La Chine, j’y suis rentrée par la langue, pour apprendre le chinois. J’ai découvert un univers complètement à part, ne serait-ce que par l’écriture. Mes premiers cours de chinois consistaient à apprendre à dire « Je m’appelle Juliette » et c’était déjà formidable !

J’ai trouvé ça absolument fascinant d’être dans un univers si éloigné de nous qu’il donne envie de le découvrir. Ce n’est pas facile de travailler en Chine, ni d’être en Chine, mais par rapport à cette culture, à la façon d’être et à cette dimension humaine qu’on peut retrouver en Chine, il y a quelque chose que je trouve sympathique et finalement assez proche de nous. La dimension famille, qui est très importante, le fait de bien manger, de bien vivre, de trinquer, de partager, les Chinois ont beaucoup d’humour, il y a beaucoup de blagues qui sont faites, ils ont envie de rire ! Ils s’intéressent beaucoup aussi à ce qu’il se passe en dehors de chez eux, il y a une grande curiosité dans cette population. Finalement, c’est un pays dans lequel on se sent bien. Enfin, en tout cas, moi, je m’y sens bien.

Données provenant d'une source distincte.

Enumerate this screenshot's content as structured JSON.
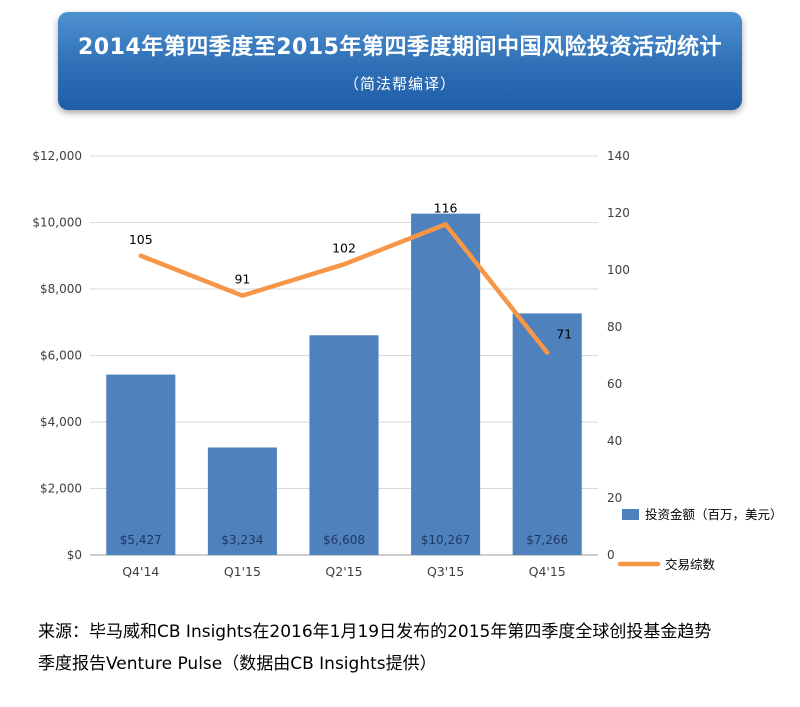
{
  "banner": {
    "title": "2014年第四季度至2015年第四季度期间中国风险投资活动统计",
    "subtitle": "（简法帮编译）"
  },
  "chart_data": {
    "type": "bar+line",
    "categories": [
      "Q4'14",
      "Q1'15",
      "Q2'15",
      "Q3'15",
      "Q4'15"
    ],
    "series": [
      {
        "name": "投资金额（百万，美元）",
        "type": "bar",
        "axis": "left",
        "values": [
          5427,
          3234,
          6608,
          10267,
          7266
        ],
        "value_labels": [
          "$5,427",
          "$3,234",
          "$6,608",
          "$10,267",
          "$7,266"
        ],
        "color": "#4f81bd"
      },
      {
        "name": "交易综数",
        "type": "line",
        "axis": "right",
        "values": [
          105,
          91,
          102,
          116,
          71
        ],
        "value_labels": [
          "105",
          "91",
          "102",
          "116",
          "71"
        ],
        "color": "#f79646"
      }
    ],
    "left_axis": {
      "min": 0,
      "max": 12000,
      "step": 2000,
      "tick_labels": [
        "$0",
        "$2,000",
        "$4,000",
        "$6,000",
        "$8,000",
        "$10,000",
        "$12,000"
      ]
    },
    "right_axis": {
      "min": 0,
      "max": 140,
      "step": 20,
      "tick_labels": [
        "0",
        "20",
        "40",
        "60",
        "80",
        "100",
        "120",
        "140"
      ]
    },
    "grid": true,
    "legend_position": "right",
    "title": "2014年第四季度至2015年第四季度期间中国风险投资活动统计",
    "xlabel": "",
    "ylabel_left": "",
    "ylabel_right": ""
  },
  "source": {
    "line1": "来源：毕马威和CB Insights在2016年1月19日发布的2015年第四季度全球创投基金趋势",
    "line2": "季度报告Venture Pulse（数据由CB Insights提供）"
  },
  "colors": {
    "bar": "#4f81bd",
    "line": "#f79646",
    "gridline": "#d9d9d9",
    "axis_text": "#404040",
    "bar_label_text": "#1f3864",
    "banner_blue": "#2e6fb6"
  }
}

The Chinese Pulse, c’est un projet que j’ai monté avec Sophia qui a vécu près de neuf ans en Chine. Elle a plus travaillé dans l’univers de la comm et des relations presse avec des clients chinois, en immersion complète en Chine pendant toutes ces années. Elle aussi, elle a cette expérience du vécu et du partage.

Modelab : Est-ce que tu as quelque chose à rajouter ?

Juliette : On a plein de projets ! C’est encore un peu tôt pour pouvoir vous dire lesquels, mais ce sont des projets liés en partie à la dimension tech. Et puis venez nous voir si vous avez des questions sur la Chine ! Parce qu’on travaille pour des marques de mode, pour des marques de beauté, mais aussi pour du lifestyle, donc on est assez ouvertes, en tout cas à des univers créatifs. Et il faut changer la vision préconçue qu’on peut avoir de ce pays parce que plein de choses fascinantes s’y passent et que ça mérite de s’y intéresser. Et aussi parce que c’est un marché. Pour revenir à une réalité plus business, c’est clairement un marché incontournable aujourd’hui mais également pour demain et je pense que c’est difficile de se projeter dans un avenir sans la Chine et sans les Chinois en tant que marque française.